Fernando Arellano v. State of Indiana (mem. dec.)
Criminal. Affirms Fernando Arellano’s sentence of 10 years for his conviction of burglary resulting in bodily injury as a Level 3 felony. Finds the Lake Superior Court did not abuse its discretion in explaining the basis for its sentence.
In Re: The Matter of D.A. a Child Alleged to be a Delinquent Child v. State of Indiana (mem. dec.)
Juvenile. Affirms the juvenile court’s order for D.A. to pay restitution after he was adjudicated as a delinquent child for committing what would be Class A misdemeanor criminal trespass if committed by an adult. Finds there is sufficient evidence to support the Lawrence Circuit Court’s order. Also finds the juvenile court did not abuse its discretion when it found D.A. had an ability to pay restitution.
Bryan Lee Jordan v. State of Indiana (mem. dec.)
Criminal. Affirms the denial of Bryan Lee Jordan’s motion for continuance and his conviction of Level 2 felony possession of at least 10 grams of methamphetamine with intent to deliver. Finds the Tippecanoe Superior Court did not abuse its discretion when it denied Jordan’s motion for continuance. Also finds the trial court did not unreasonably or arbitrarily interfere with his ability to retain counsel of choice. Finally, finds the state presented sufficient evidence that Jordan intended to deliver meth.
Damon Dozier v. State of Indiana (mem. dec.)
Criminal. Affirms Damon Dozier’s conviction of two counts of Level 3 felony rape. Finds the Marion Superior Court did not abuse its discretion when it admitted Nicolette Baer’s testimony regarding what M.B., the victim, told her because the hearsay was admissible under the medical diagnosis or treatment exception. Also finds any error in the admission of the first 911 call was harmless, as the evidence contained in the call was cumulative of other evidence properly admitted. Finally, finds the state presented sufficient evidence Dozier committed Level 3 felony rape.

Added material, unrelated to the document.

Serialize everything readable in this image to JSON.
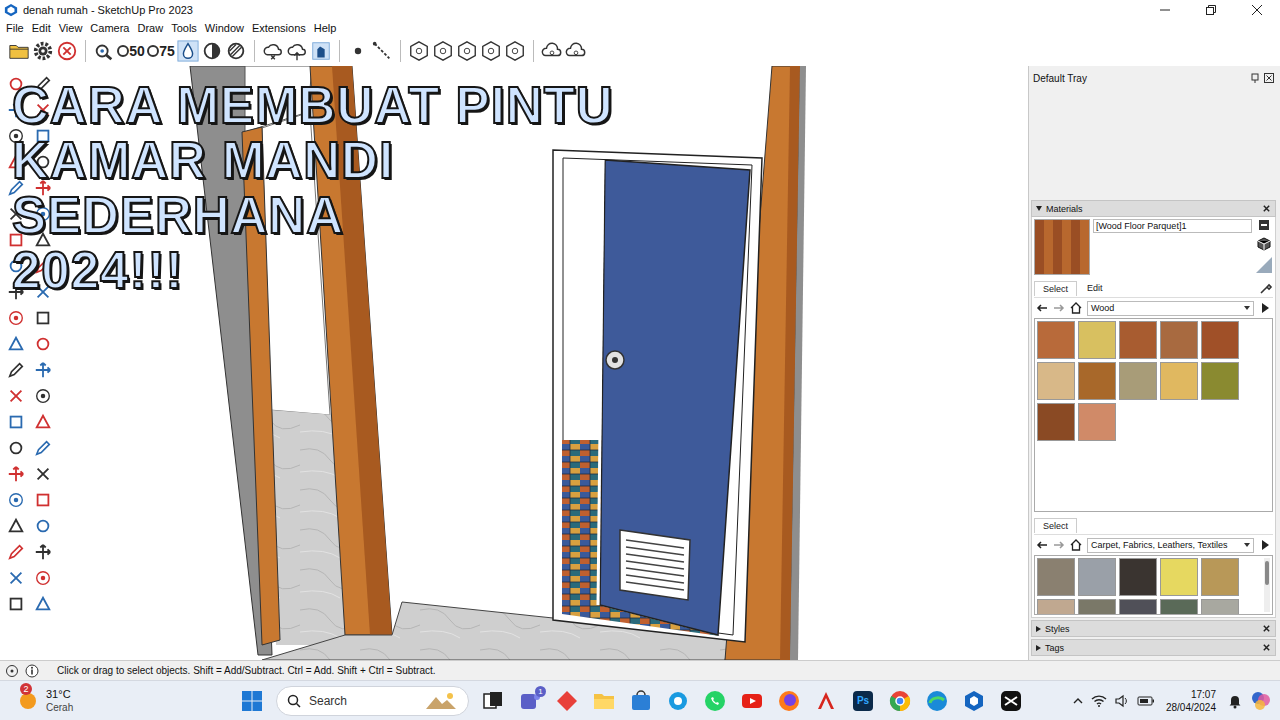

Christopher Lee West v. State of Indiana (mem. dec.)
Criminal. Affirms Christopher L. West’s sentence of an aggregate of 11 years for his conviction of Class C felony battery resulting in serious bodily injury and Level 5 felony criminal recklessness. Finds West has not met his burden of proving his sentence is inappropriate in light of the nature of the offenses or his character. Also finds West failed to show the Warrick Circuit Court abused its discretion by failing to find his alleged mental health issues were significant and supported by the record.